Cover art Copyright © 2022 by Jeanie Tomasko.

Richard Swanson was born in Moline, Illinois in 1940 along with an identical twin brother. Early in life, he knew he wanted to be a teacher. He attended Rockford College in Illinois and then graduate school at UW-Madison in Wisconsin. He recalls the tumultuous days of rioting during the Vietnam War, which certainly had an impact on his writing. Following that, he taught English for 33 years at MATC (now Madison College) and his poetry took a turn toward Wisconsin landscapes, joys of child raising, marriage, divorce and everything in between. “There is so much good to write about,” he says, “funny stories, authentic tales of famous people and the everyday happenings of everyday people.” Richard was actively involved in the Wisconsin Fellowship of Poets for many years and also a member of the Wisconsin Poet Laureate Commission and the Council for Wisconsin Writers.

Selected poems from The Shoeshiner’s Rag Pops and Sings: Poems New and Old and In Between.


It’s a Block Party

Cement, that is.
All through the country concrete blocks are appearing,
in native pueblos, on little town streets,
one or two now, this Saturday,
and next week, Sunday say, in Paco’s free time,
or Juan, his brother’s, two or three more,
till the one-room casa or business
shows the start of a real foundation,
four or five courses, in the space of a month.

Damn, the money runs out.
Paco is out of work, so the wall sits dormant.

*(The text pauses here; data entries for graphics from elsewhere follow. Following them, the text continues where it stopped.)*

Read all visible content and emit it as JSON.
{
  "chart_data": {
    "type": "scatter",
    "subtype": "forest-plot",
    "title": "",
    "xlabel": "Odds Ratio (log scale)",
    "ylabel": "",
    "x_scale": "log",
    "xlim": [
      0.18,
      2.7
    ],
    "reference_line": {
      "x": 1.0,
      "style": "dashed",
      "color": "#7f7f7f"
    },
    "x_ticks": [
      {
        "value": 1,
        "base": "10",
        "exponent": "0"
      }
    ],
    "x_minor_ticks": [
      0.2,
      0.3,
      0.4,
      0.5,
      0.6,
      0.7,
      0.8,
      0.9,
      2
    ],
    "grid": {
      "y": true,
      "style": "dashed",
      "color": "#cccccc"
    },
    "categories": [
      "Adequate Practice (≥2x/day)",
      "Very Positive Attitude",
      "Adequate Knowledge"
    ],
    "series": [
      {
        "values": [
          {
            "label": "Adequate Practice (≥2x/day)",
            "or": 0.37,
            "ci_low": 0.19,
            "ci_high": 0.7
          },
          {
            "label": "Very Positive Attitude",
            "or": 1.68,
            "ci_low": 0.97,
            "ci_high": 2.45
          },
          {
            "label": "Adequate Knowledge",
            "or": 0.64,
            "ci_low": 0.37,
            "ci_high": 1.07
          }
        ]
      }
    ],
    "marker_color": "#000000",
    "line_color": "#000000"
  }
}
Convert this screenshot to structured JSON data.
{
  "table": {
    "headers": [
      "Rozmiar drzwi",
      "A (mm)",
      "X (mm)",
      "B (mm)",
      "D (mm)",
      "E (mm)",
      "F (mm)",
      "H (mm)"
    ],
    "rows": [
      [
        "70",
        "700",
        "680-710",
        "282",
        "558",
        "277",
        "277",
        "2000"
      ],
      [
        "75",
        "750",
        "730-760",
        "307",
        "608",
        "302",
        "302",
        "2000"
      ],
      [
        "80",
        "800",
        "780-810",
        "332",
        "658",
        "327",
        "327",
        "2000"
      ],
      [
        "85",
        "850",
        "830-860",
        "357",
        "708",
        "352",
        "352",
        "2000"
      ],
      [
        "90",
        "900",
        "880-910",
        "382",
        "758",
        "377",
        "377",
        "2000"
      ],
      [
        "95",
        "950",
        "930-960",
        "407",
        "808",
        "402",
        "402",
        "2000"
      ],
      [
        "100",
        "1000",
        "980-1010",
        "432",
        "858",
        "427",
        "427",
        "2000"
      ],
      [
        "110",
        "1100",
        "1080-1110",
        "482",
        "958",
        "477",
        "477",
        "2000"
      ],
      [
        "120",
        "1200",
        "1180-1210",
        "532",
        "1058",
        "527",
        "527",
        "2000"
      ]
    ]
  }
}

Three months later, the wall has more courses

Soon— —a floor is poured,

 
 

Get Your Shoes Done in Oaxaca

Yankee, you have to!
In old colonial Oaxaca, in the zócalo,
walking with dusty, scuffed footware’s a deadly sin,
but there on the plaza’s edges, shoe guys,
the gods of the city’s appearance, stand ready.


From under the esplanade porticos,
the smell of their polish blends in
with steam from your morning coffee.
Just inhale it, that scent of worldly class.

The shoeshiner’s chair: a gawky bent frame,
aluminum meets retro vinyl in a seat contraption
with wheels at the rear. It might be a hot rod,
motored, but the shine men invite you to perch there
at ease on your personal throne
while they lather on personal power.

In the lace-filtered light of lavender jacarandás
feel it: that silky chutzpah on your instep,
thick cream to mask your Achilles heel,
swabs of confidence worked in your seams,
a buffed charisma on your toes.

You’re everyone’s perfect example of presence,
and the shoeshiner’s rag pops and sings,
truly! sings! like the tropical blackbirds above.

Layer it on, more of it, you say to yourself.
Get down, get moving. Strut like a million pesos.
You own the hemisphere. Your shoes are shined!

 

Surreal
(definition of)

The doctor circles around it, never quite pronouncing the word,
boxing in the news instead with vague projections,
“It’s very idiosyncratic,” this stuff—the doctor’s chummy
reassurance informs me I’m doomed—terminal.

I confront Parkinson’s realities: its tremors, Instantaneous on/off
sleep states, my squinting eyes, loss of my handwriting, clumsy gait.
Then, I stumble onto my best denial mechanism: watching baseball.

Nothing is compelling in this national sport: tiresome innings,
time eking forward with rare hits, dugout closeups of bubble gum
chewing players and the yada yada of announcers.

Diamond trivia gives me staying power. Whole evenings
pass this way with me inert, oblivious to there being
something wrong. No there, there.

What, me worry?

“For over 50 years Richard Swanson has been writing poetry that celebrates the beauty of life, as well as its quirkiness. Actually, especially its quirkiness. His work is carefully crafted and meant to be savored. I'm pleased to be able to look upon Richard as both a mentor and a friend.” —Roy Dorman, Madison writer.

“If growing old isn’t for sissies, then neither, certainly, is Richard Swanson’s new collection—a splendid gathering of new and old poems that specialize in that subject, along with much more. With vigor, insight, and wit, Swanson takes the reader on an exploratory journey on the not-so-distant shores of aging. Equally successful are Swanson’s riffs on Mother Nature and her many amazements.” —Marilyn L, Taylor, Wisconsin Poet Laureate 2009-2010.